Next Year, It’ll Be a Lot Easier to Watch the RTD Board at Work

The board will make meetings more transparent in 2018 and post full recordings online.

RTD headquarters. Photo: David Sachs
RTD headquarters. Photo: David Sachs

RTD is one of the few transit agencies in the country with a publicly elected Board of Directors making policy decisions, but it doesn’t show the public how it operates on a week-to-week basis.

That will change in the first half of 2018, when the agency will start posting video, audio, and written transcripts of Board meetings online. The agency will not broadcast meetings live, however.

Currently the only readily available record of RTD Board meetings are the minutes that agency staffers post online, a process that sometimes takes days. The minutes are an incomplete record, a summary of the meeting through the eyes of the staffers who write them.

Without a full record, context is missing and you don’t get a complete picture. Public comments, for instance, shouldn’t be filtered through the perspective of agency staff.

Or take this snippet from the most recent meeting: Lorraine Anderson, the director for District L, voted against a 1 percent bonus for RTD General Manager and CEO Dave Genova. You may not know it from the minutes, but she actually voted against the small pay bump because she wanted a larger bonus for the transit chief.

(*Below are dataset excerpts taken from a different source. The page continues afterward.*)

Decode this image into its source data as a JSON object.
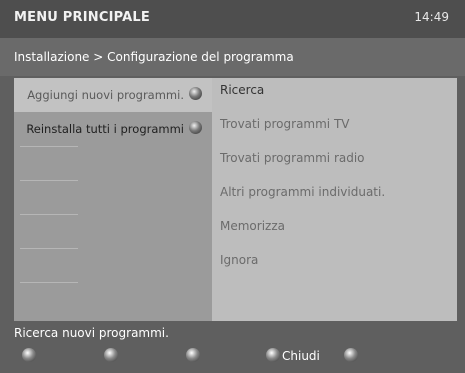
{
  "header": {
    "title": "MENU PRINCIPALE",
    "time": "14:49"
  },
  "breadcrumb": "Installazione > Configurazione del programma",
  "left_menu": [
    {
      "label": "Aggiungi nuovi programmi.",
      "selected": true
    },
    {
      "label": "Reinstalla tutti i programmi",
      "selected": false
    }
  ],
  "right_menu": [
    {
      "label": "Ricerca"
    },
    {
      "label": "Trovati programmi TV"
    },
    {
      "label": "Trovati programmi radio"
    },
    {
      "label": "Altri programmi individuati."
    },
    {
      "label": "Memorizza"
    },
    {
      "label": "Ignora"
    }
  ],
  "status": "Ricerca nuovi programmi.",
  "buttons": {
    "close_label": "Chiudi"
  }
}
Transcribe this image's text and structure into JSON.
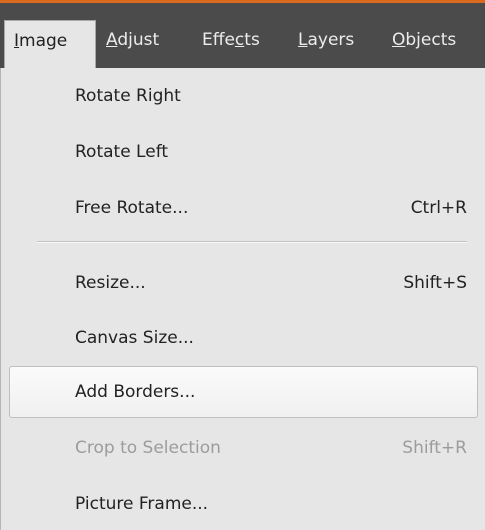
{
  "menubar": {
    "tabs": [
      {
        "pre": "",
        "key": "I",
        "post": "mage"
      },
      {
        "pre": "",
        "key": "A",
        "post": "djust"
      },
      {
        "pre": "Effe",
        "key": "c",
        "post": "ts"
      },
      {
        "pre": "",
        "key": "L",
        "post": "ayers"
      },
      {
        "pre": "",
        "key": "O",
        "post": "bjects"
      }
    ]
  },
  "menu": {
    "items": [
      {
        "label": "Rotate Right",
        "shortcut": ""
      },
      {
        "label": "Rotate Left",
        "shortcut": ""
      },
      {
        "label": "Free Rotate...",
        "shortcut": "Ctrl+R"
      },
      {
        "label": "Resize...",
        "shortcut": "Shift+S"
      },
      {
        "label": "Canvas Size...",
        "shortcut": ""
      },
      {
        "label": "Add Borders...",
        "shortcut": ""
      },
      {
        "label": "Crop to Selection",
        "shortcut": "Shift+R"
      },
      {
        "label": "Picture Frame...",
        "shortcut": ""
      }
    ]
  },
  "colors": {
    "menubar_bg": "#4b4b4b",
    "accent": "#d96a1e",
    "menu_bg": "#e6e6e6",
    "disabled_text": "#9c9c9c"
  }
}
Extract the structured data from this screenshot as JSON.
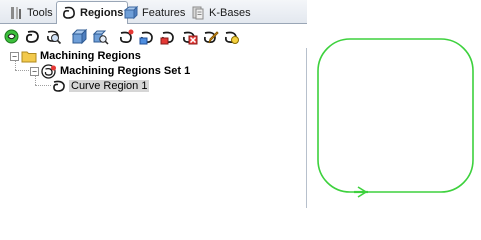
{
  "tabs": [
    {
      "label": "Tools",
      "icon": "tools-icon",
      "active": false
    },
    {
      "label": "Regions",
      "icon": "regions-icon",
      "active": true
    },
    {
      "label": "Features",
      "icon": "features-icon",
      "active": false
    },
    {
      "label": "K-Bases",
      "icon": "kbases-icon",
      "active": false
    }
  ],
  "toolbar": {
    "buttons": [
      "new-region-set-icon",
      "curve-region-icon",
      "region-view-icon",
      "create-feature-icon",
      "feature-view-icon",
      "pick-region-icon",
      "draw-region-icon",
      "edit-region-icon",
      "delete-region-icon",
      "rename-region-icon",
      "region-properties-icon",
      "region-settings-icon"
    ]
  },
  "tree": {
    "root": {
      "label": "Machining Regions",
      "expander": "−"
    },
    "set": {
      "label": "Machining Regions Set 1",
      "expander": "−"
    },
    "item": {
      "label": "Curve Region 1"
    }
  },
  "colors": {
    "curve": "#3dd13d",
    "folder": "#f2c94c",
    "accent": "#1e6fc9"
  }
}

At a time when most people’s phones can record, upload, and play back high-quality video, good government experts say there’s no reason to keep these meetings out of public view, so it’s good to see RTD joining the fold.

In 2015, the Board voted 8-4 against making full meeting records available, but attitudes have changed since then. “They want the public to be aware of what’s discussed, what the conversations were, what the comments from our district patrons are, so that everything is out there and available to everybody,” said RTD’s Ron Bibeau.

The RTD communications team has been testing a video recording system for several months without closed captioning (a video was uploaded to the agency’s website last month but has since been taken down), Bibeau said. The agency wants a contractor to provide closed captioning, transcripts, and video files that conveniently segment each meeting according to the agenda.

The RTD service area encompasses nearly 3 million residents spread over 2,300 square miles and 40 municipalities. Now anyone who’s curious about how the board is shaping transit policy won’t have to venture to 17th and Blake to see what’s happening.